Materials and methods: We collected CSF from patients with these cancers who were being evaluated for possible NM. CSF was assayed for SDF-1 and VEGF levels using Enzyme-linked Immunosorbent Assay (ELISA) assays.
Results: CSF samples from 89 patients met criteria for analysis, including 41 with breast cancer, 35 with lung cancer and 13 with melanoma. Twenty-five percent (22/89) of all samples were positive for malignant cells; 8/41 (20%) from breast cancer, 10/35 (29%) from lung cancer and 4/13 (31%) from melanoma. CSF VEGF levels were available from 83 patients, and were elevated (>20 pg/ml) in 15/22 (68%) of patients with positive CSF cytology and normal (<20 pg/ml) in 59/61 (97%) of patients with negative CSF cytology. The two patients with negative CSF cytology who also had elevated CSF VEGF levels had MRI evidence of NM. CSF SDF-1 levels were available from 81 patients, and were elevated (>950 pg/ml) in 11/18 (61%) of patients with positive CSF cytology and normal (<950 pg/ml) in 57/63 (90%) of patients with negative CSF cytology.

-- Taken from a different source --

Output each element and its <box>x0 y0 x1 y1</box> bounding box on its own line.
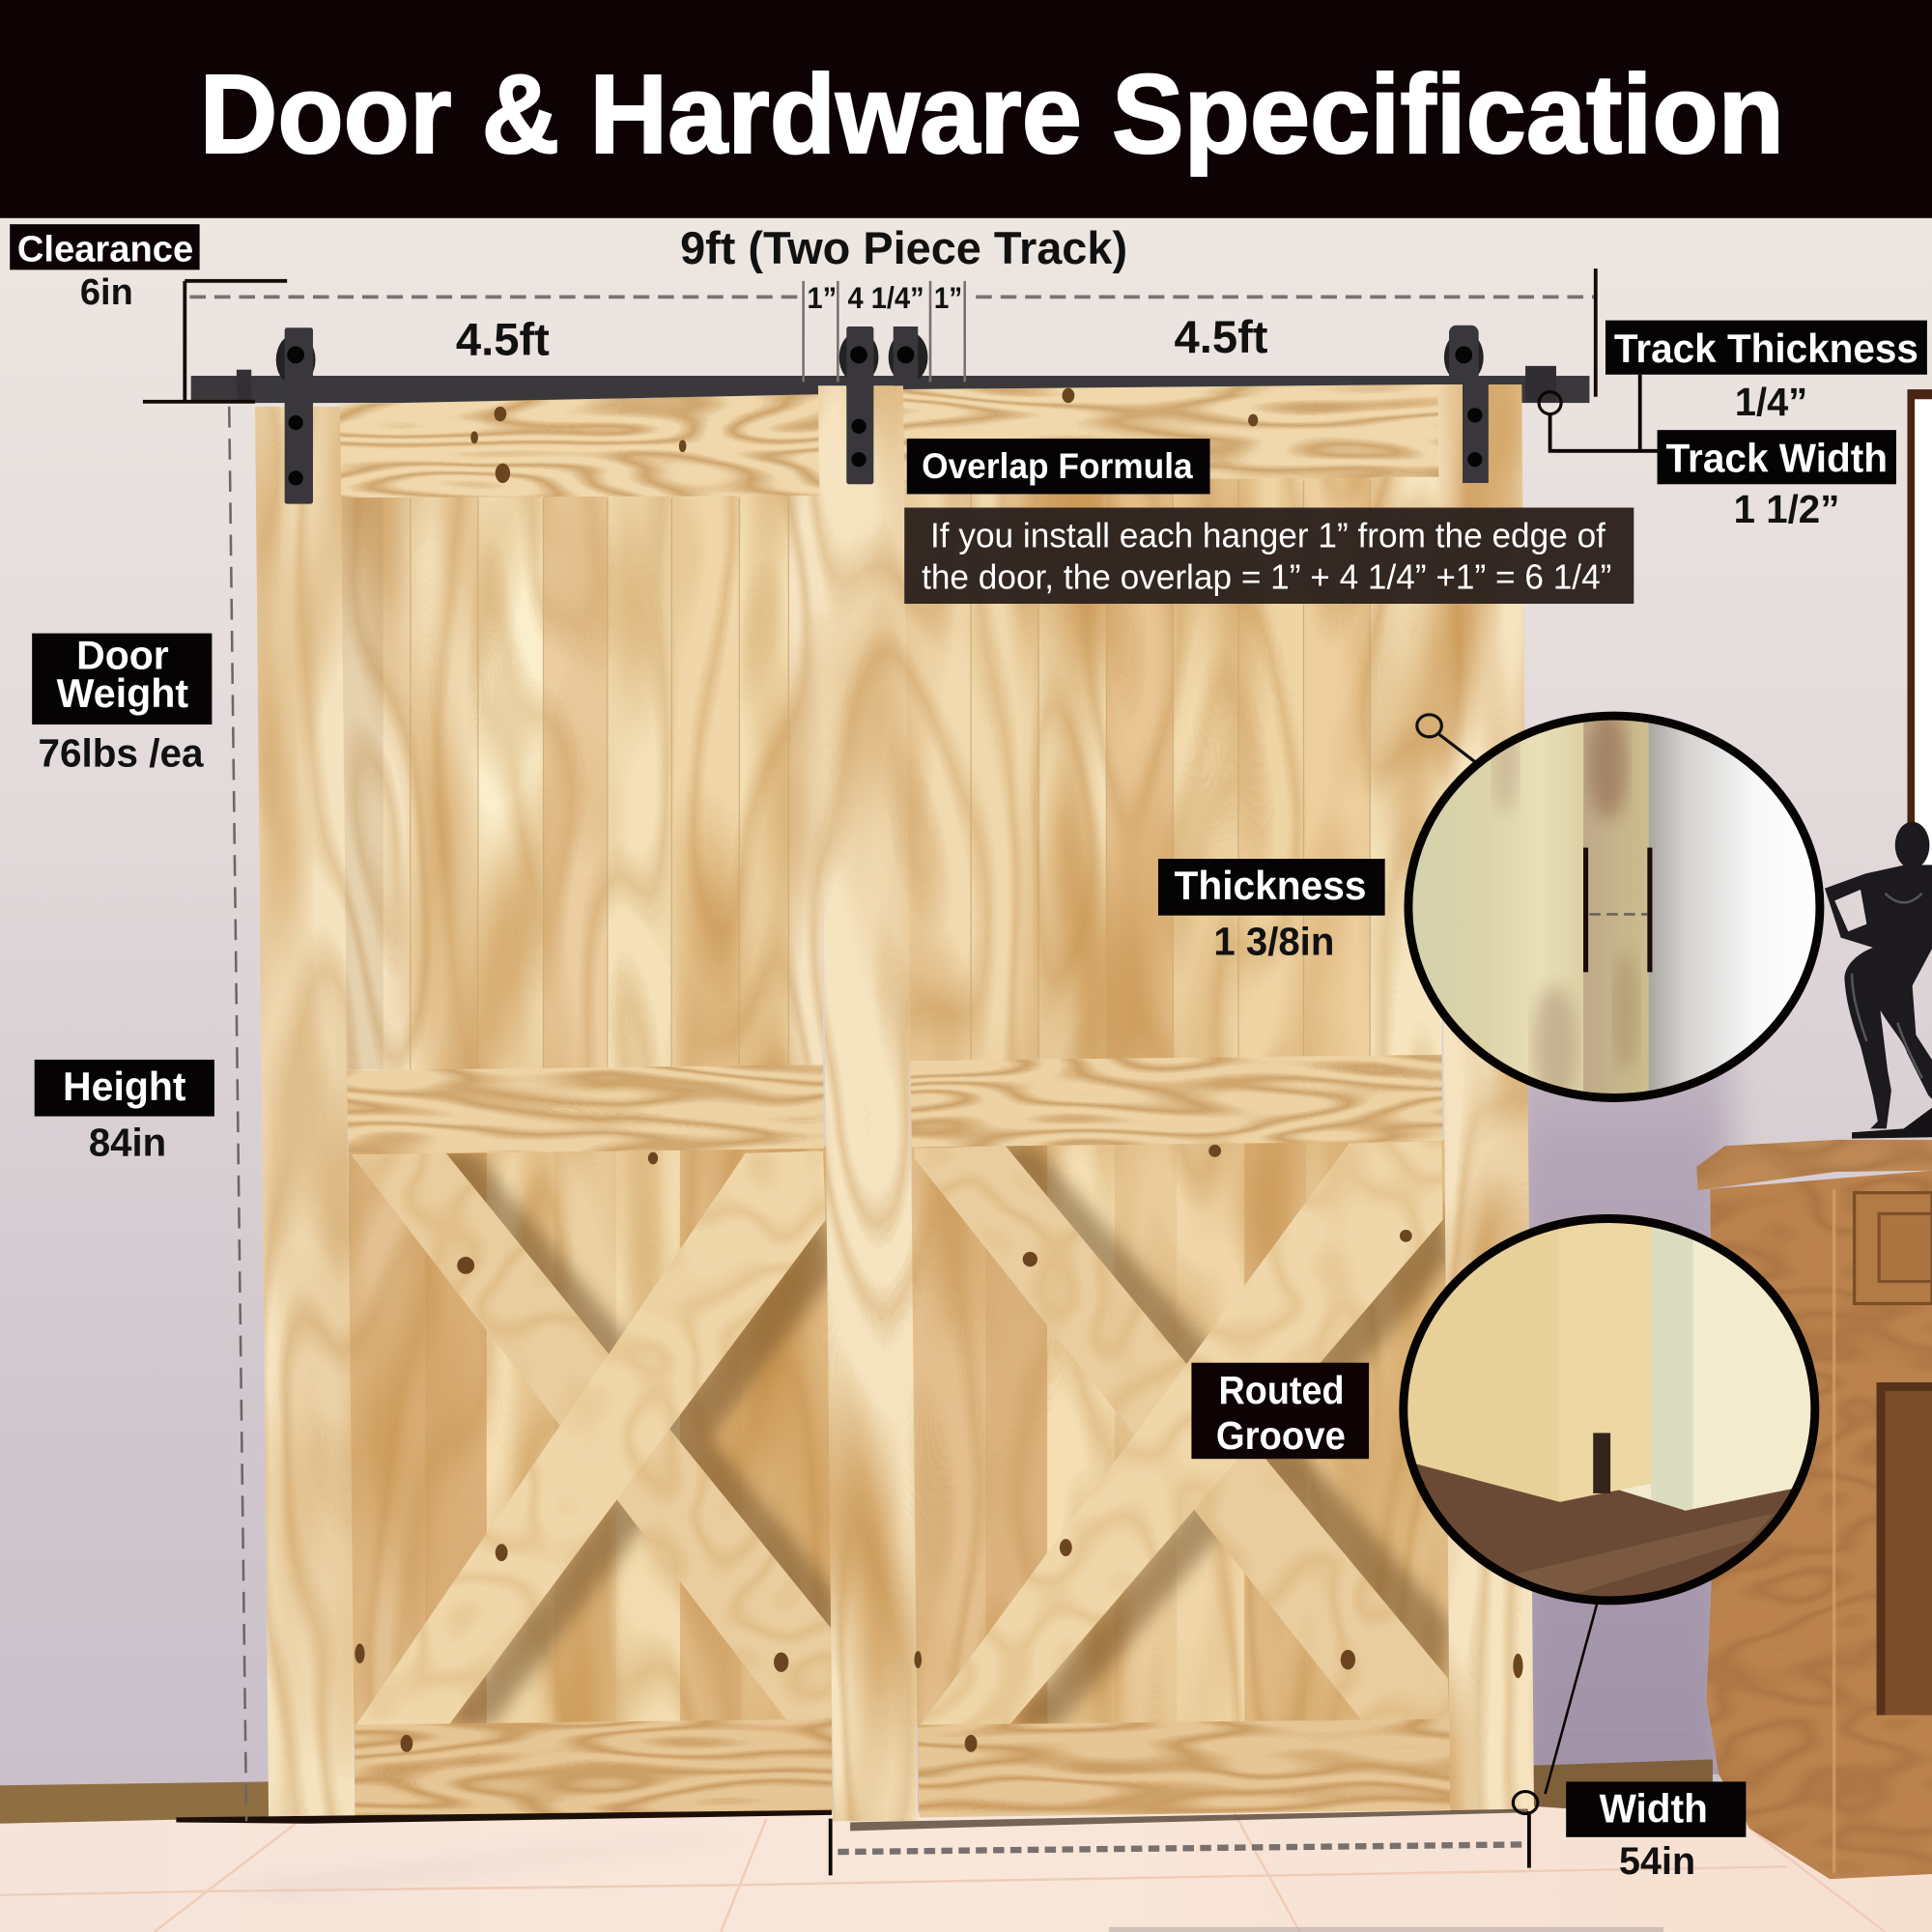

Conclusions: Elevated CSF levels of VEGF are sensitive and highly specific for the diagnosis of NM from breast cancer, lung cancer and melanoma, and may serve as a useful biomarker of NM in high risk patients. CSF SDF-1 levels add little to the diagnostic information provided by CSF VEGF. Evaluation of CSF VEGF levels as a trigger for early treatment in high risk breast cancer, lung cancer and melanoma patients at risk for NM, is warranted.